Figure 1. (A) T2-weighted MRI showing the location of infarcts in the posterior internal capsule one day after endothelin-1 injection (coronal, axial, and sagittal images). The arrows indicate the infarct. Scale bars = 10 mm. Reproduced from Figure 1 of the study by Murata and Higo (2016). (B–E) Brain activation during voluntary hand movements before infarcts (B,D) and after motor recovery from the internal capsular infarcts. Before infarcts, focal activation was observed in the hand area of the primary motor cortex (arrowhead in B,D).

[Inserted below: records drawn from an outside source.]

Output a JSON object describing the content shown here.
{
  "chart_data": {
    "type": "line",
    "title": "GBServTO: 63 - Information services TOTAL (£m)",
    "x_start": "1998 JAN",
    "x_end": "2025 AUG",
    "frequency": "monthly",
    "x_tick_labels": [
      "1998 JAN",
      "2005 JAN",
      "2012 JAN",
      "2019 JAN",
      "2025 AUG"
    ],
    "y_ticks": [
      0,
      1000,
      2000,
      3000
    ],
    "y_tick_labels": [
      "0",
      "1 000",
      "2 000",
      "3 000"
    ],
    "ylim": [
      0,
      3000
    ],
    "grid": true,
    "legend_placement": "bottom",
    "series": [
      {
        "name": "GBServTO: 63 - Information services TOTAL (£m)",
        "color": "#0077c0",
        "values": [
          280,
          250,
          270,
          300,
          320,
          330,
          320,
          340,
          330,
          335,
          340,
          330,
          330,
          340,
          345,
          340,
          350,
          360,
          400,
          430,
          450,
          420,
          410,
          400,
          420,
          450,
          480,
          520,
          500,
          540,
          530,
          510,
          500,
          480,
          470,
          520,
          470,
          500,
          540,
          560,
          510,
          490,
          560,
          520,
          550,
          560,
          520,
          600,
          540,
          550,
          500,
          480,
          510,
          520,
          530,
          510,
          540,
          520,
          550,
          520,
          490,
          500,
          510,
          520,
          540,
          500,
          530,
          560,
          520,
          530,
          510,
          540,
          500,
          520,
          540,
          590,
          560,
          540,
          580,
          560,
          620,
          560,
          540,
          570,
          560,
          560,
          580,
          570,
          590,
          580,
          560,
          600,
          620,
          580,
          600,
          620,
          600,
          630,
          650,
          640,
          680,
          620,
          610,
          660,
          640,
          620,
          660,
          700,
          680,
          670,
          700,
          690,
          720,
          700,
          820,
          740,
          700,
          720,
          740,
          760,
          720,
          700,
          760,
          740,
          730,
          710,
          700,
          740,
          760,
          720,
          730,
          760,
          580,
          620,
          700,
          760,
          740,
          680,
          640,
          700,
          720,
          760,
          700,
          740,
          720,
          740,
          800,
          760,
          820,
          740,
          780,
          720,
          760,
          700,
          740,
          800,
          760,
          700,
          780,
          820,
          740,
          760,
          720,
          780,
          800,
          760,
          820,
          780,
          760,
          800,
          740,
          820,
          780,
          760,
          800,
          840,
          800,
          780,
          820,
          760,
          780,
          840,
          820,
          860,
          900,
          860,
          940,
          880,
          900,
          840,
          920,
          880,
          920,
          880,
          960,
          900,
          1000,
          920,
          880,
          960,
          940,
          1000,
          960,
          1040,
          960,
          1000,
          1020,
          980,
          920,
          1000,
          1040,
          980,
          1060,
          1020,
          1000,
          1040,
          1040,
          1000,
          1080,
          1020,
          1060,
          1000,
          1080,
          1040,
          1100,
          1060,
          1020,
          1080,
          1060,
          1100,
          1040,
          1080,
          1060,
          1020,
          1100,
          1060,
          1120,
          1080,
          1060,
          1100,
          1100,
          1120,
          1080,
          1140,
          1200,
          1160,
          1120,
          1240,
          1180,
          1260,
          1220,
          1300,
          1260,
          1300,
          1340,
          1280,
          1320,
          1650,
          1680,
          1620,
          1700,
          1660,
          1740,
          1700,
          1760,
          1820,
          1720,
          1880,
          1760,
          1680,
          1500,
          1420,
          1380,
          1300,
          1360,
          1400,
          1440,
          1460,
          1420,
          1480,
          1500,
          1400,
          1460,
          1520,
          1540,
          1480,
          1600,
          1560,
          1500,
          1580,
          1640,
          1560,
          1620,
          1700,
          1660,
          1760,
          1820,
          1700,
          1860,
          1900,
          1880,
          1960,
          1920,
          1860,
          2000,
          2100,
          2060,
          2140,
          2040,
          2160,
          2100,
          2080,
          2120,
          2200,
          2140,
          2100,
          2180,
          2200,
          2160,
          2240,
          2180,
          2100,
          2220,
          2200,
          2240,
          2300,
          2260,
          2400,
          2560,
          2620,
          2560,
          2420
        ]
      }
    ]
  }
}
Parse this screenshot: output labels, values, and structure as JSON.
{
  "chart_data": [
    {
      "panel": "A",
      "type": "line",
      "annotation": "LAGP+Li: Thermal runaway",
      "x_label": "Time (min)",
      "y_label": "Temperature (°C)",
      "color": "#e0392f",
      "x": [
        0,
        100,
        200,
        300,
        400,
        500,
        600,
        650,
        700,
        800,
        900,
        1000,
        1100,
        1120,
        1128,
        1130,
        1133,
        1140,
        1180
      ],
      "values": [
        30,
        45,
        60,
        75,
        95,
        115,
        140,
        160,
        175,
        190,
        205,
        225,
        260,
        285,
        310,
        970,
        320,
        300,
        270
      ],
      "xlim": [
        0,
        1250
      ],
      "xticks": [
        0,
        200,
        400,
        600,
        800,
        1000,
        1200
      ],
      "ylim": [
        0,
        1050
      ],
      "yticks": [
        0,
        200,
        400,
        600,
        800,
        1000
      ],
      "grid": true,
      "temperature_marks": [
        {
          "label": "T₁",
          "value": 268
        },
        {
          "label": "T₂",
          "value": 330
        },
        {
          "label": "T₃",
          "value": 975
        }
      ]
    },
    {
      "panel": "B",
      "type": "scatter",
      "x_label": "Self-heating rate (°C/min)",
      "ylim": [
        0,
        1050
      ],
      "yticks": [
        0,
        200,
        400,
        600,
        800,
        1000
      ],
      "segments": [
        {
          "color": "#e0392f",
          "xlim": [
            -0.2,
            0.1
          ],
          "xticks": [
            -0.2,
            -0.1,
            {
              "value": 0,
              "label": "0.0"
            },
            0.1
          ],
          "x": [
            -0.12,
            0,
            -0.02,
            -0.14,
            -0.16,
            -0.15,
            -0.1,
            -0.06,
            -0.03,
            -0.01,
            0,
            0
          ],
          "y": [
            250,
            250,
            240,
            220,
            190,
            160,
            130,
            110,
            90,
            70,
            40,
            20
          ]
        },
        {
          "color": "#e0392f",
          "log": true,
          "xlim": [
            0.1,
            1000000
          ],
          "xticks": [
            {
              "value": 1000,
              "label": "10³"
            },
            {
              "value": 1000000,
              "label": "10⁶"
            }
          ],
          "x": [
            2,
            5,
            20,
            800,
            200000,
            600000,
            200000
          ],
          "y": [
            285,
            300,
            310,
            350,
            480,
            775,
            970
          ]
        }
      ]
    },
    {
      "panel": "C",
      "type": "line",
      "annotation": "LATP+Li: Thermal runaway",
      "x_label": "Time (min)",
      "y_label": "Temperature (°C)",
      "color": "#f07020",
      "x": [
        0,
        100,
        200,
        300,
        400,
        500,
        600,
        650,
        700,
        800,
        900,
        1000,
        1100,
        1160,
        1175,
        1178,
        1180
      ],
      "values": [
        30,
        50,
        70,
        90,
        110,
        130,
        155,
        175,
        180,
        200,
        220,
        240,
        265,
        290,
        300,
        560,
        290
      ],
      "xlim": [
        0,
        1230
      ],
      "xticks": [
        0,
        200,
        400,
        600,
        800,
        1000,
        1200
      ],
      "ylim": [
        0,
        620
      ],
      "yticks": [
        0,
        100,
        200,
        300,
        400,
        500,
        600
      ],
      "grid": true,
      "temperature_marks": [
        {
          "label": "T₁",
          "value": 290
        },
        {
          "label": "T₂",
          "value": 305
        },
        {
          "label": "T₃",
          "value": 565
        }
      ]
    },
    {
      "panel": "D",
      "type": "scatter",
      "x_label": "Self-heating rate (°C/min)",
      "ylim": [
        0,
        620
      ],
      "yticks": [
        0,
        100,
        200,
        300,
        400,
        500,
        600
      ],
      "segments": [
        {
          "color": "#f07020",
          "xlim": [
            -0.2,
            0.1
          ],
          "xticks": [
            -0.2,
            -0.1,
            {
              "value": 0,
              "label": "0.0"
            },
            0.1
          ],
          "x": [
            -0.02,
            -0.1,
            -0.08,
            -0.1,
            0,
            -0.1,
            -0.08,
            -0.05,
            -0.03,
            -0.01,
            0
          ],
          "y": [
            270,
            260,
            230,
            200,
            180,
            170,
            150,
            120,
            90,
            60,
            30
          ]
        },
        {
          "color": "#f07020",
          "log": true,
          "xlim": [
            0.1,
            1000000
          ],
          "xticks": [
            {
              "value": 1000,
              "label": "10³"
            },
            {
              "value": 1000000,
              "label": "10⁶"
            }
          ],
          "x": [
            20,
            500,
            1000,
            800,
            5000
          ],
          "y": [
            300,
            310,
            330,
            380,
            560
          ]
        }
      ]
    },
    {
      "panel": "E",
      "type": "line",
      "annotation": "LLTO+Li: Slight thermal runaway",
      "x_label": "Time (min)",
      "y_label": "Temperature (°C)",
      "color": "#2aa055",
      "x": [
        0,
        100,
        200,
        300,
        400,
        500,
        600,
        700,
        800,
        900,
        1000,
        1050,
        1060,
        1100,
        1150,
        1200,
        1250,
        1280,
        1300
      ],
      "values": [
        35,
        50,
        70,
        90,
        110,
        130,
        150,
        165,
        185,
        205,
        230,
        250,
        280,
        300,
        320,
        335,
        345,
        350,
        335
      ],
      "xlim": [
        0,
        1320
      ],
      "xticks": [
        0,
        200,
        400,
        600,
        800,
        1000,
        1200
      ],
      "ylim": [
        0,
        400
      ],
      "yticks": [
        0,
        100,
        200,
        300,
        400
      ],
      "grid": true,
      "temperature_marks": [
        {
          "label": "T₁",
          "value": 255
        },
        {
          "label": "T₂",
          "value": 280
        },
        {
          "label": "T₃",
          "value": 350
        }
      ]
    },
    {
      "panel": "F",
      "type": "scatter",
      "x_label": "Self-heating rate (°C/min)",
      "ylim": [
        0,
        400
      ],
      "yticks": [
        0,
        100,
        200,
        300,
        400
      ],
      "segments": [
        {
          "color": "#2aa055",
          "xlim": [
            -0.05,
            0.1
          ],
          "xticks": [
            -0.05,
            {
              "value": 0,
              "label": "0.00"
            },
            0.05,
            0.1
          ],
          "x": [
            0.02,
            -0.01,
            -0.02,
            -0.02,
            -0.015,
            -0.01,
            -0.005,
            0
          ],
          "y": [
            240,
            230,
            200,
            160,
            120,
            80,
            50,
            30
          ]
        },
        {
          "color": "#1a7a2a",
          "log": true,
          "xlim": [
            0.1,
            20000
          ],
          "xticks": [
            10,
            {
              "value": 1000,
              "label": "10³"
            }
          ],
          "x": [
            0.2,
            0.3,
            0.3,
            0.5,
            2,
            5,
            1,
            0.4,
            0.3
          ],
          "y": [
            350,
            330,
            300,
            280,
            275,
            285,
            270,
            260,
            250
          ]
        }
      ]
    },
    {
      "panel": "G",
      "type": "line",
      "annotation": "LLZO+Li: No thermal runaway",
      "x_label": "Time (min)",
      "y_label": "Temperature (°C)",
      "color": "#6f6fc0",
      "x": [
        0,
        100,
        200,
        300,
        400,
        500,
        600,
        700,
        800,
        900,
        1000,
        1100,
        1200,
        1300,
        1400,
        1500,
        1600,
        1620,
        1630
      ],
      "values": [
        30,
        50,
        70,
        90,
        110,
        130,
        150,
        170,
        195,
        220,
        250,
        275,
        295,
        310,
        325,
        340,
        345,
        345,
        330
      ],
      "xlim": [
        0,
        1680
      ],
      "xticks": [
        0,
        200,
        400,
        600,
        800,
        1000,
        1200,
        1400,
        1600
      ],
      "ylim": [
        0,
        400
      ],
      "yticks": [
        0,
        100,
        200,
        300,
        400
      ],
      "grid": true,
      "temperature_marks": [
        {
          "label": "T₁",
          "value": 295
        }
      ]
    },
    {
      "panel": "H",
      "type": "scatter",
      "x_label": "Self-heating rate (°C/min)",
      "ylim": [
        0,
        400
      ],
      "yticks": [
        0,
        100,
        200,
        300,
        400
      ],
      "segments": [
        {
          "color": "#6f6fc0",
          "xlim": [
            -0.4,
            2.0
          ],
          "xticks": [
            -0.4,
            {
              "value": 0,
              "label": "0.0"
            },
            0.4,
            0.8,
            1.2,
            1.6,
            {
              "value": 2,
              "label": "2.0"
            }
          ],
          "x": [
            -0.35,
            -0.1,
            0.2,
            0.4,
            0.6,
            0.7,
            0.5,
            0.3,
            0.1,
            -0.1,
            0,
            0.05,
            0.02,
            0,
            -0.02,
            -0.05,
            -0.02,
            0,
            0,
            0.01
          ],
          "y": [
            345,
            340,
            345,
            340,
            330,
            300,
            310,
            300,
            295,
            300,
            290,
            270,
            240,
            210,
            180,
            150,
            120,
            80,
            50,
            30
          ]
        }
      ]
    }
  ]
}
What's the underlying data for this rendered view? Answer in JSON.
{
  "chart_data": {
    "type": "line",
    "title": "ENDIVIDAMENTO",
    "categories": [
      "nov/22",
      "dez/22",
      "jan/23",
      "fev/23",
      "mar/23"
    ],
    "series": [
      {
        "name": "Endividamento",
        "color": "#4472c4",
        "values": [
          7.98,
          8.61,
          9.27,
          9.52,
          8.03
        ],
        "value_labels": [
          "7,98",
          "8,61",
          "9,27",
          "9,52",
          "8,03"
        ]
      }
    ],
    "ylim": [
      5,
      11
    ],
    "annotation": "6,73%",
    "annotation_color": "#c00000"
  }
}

After motor recovery, increased activation of the premotor area was identified (arrowhead in C,E). The cortex contralateral to the stroke plays a greater role in recovery when lesions are more severe (E). Reproduced from Figures 2, 4 of the study by Kato et al. (2020b).

Motor Dysfunction and Recovery

Most brain-lesioned non-human primates have been used to study the mechanisms underlying deficits and recovery of motor function after stroke. This is because severe motor deficits are the predominant cause of long-term disability, and motor recovery is the most crucial aspect influencing the quality of life of stroke survivors. Another reason is the experimental ease; objective evaluations of motor performance are more accessible than those of other brain functions. Studies using the motor cortex lesion models described above have indicated recovery of motor performance after paralysis, and therefore the models have been used to investigate mechanisms of motor recovery after lesions to specific brain regions. To date, compensatory changes in brain activity during voluntary movements, movement representations, projections, and gene expression in the motor cortex are reported in such motor cortex lesioned models (Nudo et al., 1996; Liu and Rouiller, 1999; Frost et al., 2003; Dancause et al., 2005, 2006 #17; Murata et al., 2008, 2015a,b; Yamamoto et al., 2019).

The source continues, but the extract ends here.